Public Speaking Course
Banquet and Luncheon Tips
Over the years of my public speaking career I have learned some important
tips to having a successful presentation where meals are being served. These
tips are from my public speaking course. You might want to politely inform the
program coordinator to consider some of these key points:
(A lot of these tips work whether food is being served or not)
You should always try to avoid spacing round tables far apart in an effort to
fill empty space. If you have distance from the speaker. it makes it hard to
involve the audience and have them participate.
Instead space the tables as close together as you can get while still
letting the wait staff have enough room to move around comfortably. If
there is a lot of empty room space and it bothers you or the coordinator,
you can simply fill it with some kind of decoration.
Avoid having a big space between the head table and speaker area and the
first row of tables. Again, distance can be a great barrier to speaking and
interaction with your audience.
Consider granting the speaker an option of different speaking areas. In my
public speaking course you will see that a public speaker can do a better job
if not confined to a particular location.
If you are able to, set the head table or speaker area on the long side of
the room. This way the back row participants will be closer to the speaker than
if you set the head table or speaker area on the short side of the room
(the audience will feel they are really far away from the action).
Most audiences prefer sitting closer to the speaker anyways. To accomplish
this, place extra chairs near the front of the room to be used by the head
table participants after dinner (of course, this would depend on your
overall program). You would not want them seated behind the speaker during
the program. Set the head table back from the front of the podium. The
speaker can perform in front of the head table.
Set your buffet tables far off to the side or on the opposite end from the speaker
area.
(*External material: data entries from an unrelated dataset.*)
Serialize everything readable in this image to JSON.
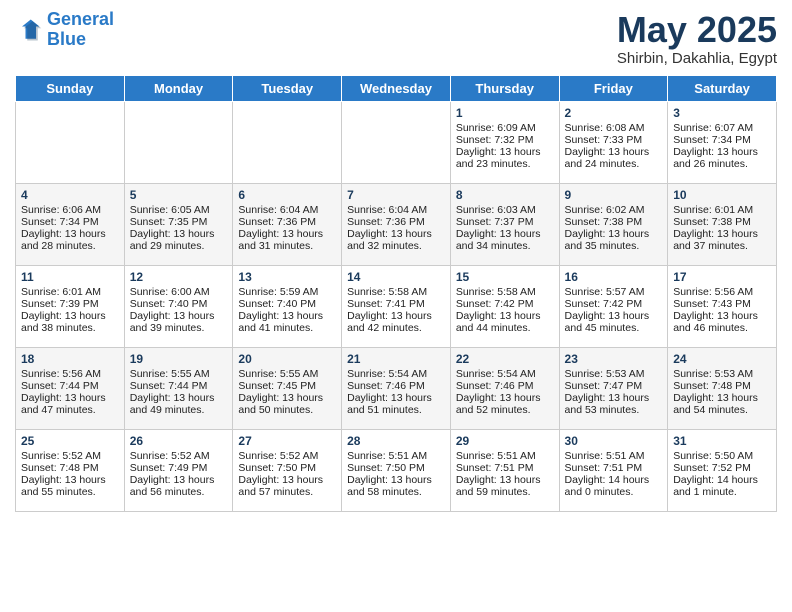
{
  "header": {
    "logo_general": "General",
    "logo_blue": "Blue",
    "month_title": "May 2025",
    "subtitle": "Shirbin, Dakahlia, Egypt"
  },
  "days_of_week": [
    "Sunday",
    "Monday",
    "Tuesday",
    "Wednesday",
    "Thursday",
    "Friday",
    "Saturday"
  ],
  "weeks": [
    [
      {
        "day": "",
        "content": ""
      },
      {
        "day": "",
        "content": ""
      },
      {
        "day": "",
        "content": ""
      },
      {
        "day": "",
        "content": ""
      },
      {
        "day": "1",
        "content": "Sunrise: 6:09 AM\nSunset: 7:32 PM\nDaylight: 13 hours\nand 23 minutes."
      },
      {
        "day": "2",
        "content": "Sunrise: 6:08 AM\nSunset: 7:33 PM\nDaylight: 13 hours\nand 24 minutes."
      },
      {
        "day": "3",
        "content": "Sunrise: 6:07 AM\nSunset: 7:34 PM\nDaylight: 13 hours\nand 26 minutes."
      }
    ],
    [
      {
        "day": "4",
        "content": "Sunrise: 6:06 AM\nSunset: 7:34 PM\nDaylight: 13 hours\nand 28 minutes."
      },
      {
        "day": "5",
        "content": "Sunrise: 6:05 AM\nSunset: 7:35 PM\nDaylight: 13 hours\nand 29 minutes."
      },
      {
        "day": "6",
        "content": "Sunrise: 6:04 AM\nSunset: 7:36 PM\nDaylight: 13 hours\nand 31 minutes."
      },
      {
        "day": "7",
        "content": "Sunrise: 6:04 AM\nSunset: 7:36 PM\nDaylight: 13 hours\nand 32 minutes."
      },
      {
        "day": "8",
        "content": "Sunrise: 6:03 AM\nSunset: 7:37 PM\nDaylight: 13 hours\nand 34 minutes."
      },
      {
        "day": "9",
        "content": "Sunrise: 6:02 AM\nSunset: 7:38 PM\nDaylight: 13 hours\nand 35 minutes."
      },
      {
        "day": "10",
        "content": "Sunrise: 6:01 AM\nSunset: 7:38 PM\nDaylight: 13 hours\nand 37 minutes."
      }
    ],
    [
      {
        "day": "11",
        "content": "Sunrise: 6:01 AM\nSunset: 7:39 PM\nDaylight: 13 hours\nand 38 minutes."
      },
      {
        "day": "12",
        "content": "Sunrise: 6:00 AM\nSunset: 7:40 PM\nDaylight: 13 hours\nand 39 minutes."
      },
      {
        "day": "13",
        "content": "Sunrise: 5:59 AM\nSunset: 7:40 PM\nDaylight: 13 hours\nand 41 minutes."
      },
      {
        "day": "14",
        "content": "Sunrise: 5:58 AM\nSunset: 7:41 PM\nDaylight: 13 hours\nand 42 minutes."
      },
      {
        "day": "15",
        "content": "Sunrise: 5:58 AM\nSunset: 7:42 PM\nDaylight: 13 hours\nand 44 minutes."
      },
      {
        "day": "16",
        "content": "Sunrise: 5:57 AM\nSunset: 7:42 PM\nDaylight: 13 hours\nand 45 minutes."
      },
      {
        "day": "17",
        "content": "Sunrise: 5:56 AM\nSunset: 7:43 PM\nDaylight: 13 hours\nand 46 minutes."
      }
    ],
    [
      {
        "day": "18",
        "content": "Sunrise: 5:56 AM\nSunset: 7:44 PM\nDaylight: 13 hours\nand 47 minutes."
      },
      {
        "day": "19",
        "content": "Sunrise: 5:55 AM\nSunset: 7:44 PM\nDaylight: 13 hours\nand 49 minutes."
      },
      {
        "day": "20",
        "content": "Sunrise: 5:55 AM\nSunset: 7:45 PM\nDaylight: 13 hours\nand 50 minutes."
      },
      {
        "day": "21",
        "content": "Sunrise: 5:54 AM\nSunset: 7:46 PM\nDaylight: 13 hours\nand 51 minutes."
      },
      {
        "day": "22",
        "content": "Sunrise: 5:54 AM\nSunset: 7:46 PM\nDaylight: 13 hours\nand 52 minutes."
      },
      {
        "day": "23",
        "content": "Sunrise: 5:53 AM\nSunset: 7:47 PM\nDaylight: 13 hours\nand 53 minutes."
      },
      {
        "day": "24",
        "content": "Sunrise: 5:53 AM\nSunset: 7:48 PM\nDaylight: 13 hours\nand 54 minutes."
      }
    ],
    [
      {
        "day": "25",
        "content": "Sunrise: 5:52 AM\nSunset: 7:48 PM\nDaylight: 13 hours\nand 55 minutes."
      },
      {
        "day": "26",
        "content": "Sunrise: 5:52 AM\nSunset: 7:49 PM\nDaylight: 13 hours\nand 56 minutes."
      },
      {
        "day": "27",
        "content": "Sunrise: 5:52 AM\nSunset: 7:50 PM\nDaylight: 13 hours\nand 57 minutes."
      },
      {
        "day": "28",
        "content": "Sunrise: 5:51 AM\nSunset: 7:50 PM\nDaylight: 13 hours\nand 58 minutes."
      },
      {
        "day": "29",
        "content": "Sunrise: 5:51 AM\nSunset: 7:51 PM\nDaylight: 13 hours\nand 59 minutes."
      },
      {
        "day": "30",
        "content": "Sunrise: 5:51 AM\nSunset: 7:51 PM\nDaylight: 14 hours\nand 0 minutes."
      },
      {
        "day": "31",
        "content": "Sunrise: 5:50 AM\nSunset: 7:52 PM\nDaylight: 14 hours\nand 1 minute."
      }
    ]
  ]
}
If someone goes back for seconds or arrives late during the program, he
or she will not be disruptive. Discourage use of doors anywhere near the
head table/speaker area. All these placement factors are an important part
to understanding what you learned in your public speaking course.
Timing during your presentation is an important aspect from my public speaking
course. When your on a tight time schedule, having desserts placed on the
table midway through the meal can help.
Arrange with banquet staff to stop all bussing of tables on a pre-arranged
signal or comment. Many functions have less than interesting openings
because service personnel are running around for the first 10 minutes of a
talk. This can get everything off to a bad start.
A few minutes before the program is to begin, it is very helpful to announce
something like: "The program will start in ten minutes. Please get
your drink refills, (go to the little boys and little girls room), get some
more food and then take your seats and get ready for a great program!"
When speaking in public settings where food is involved you must make a
special effort to take care of all of the logistical details so your speech is
well received. Learning to use these skills during my public speaking course is
just as important as what you will say.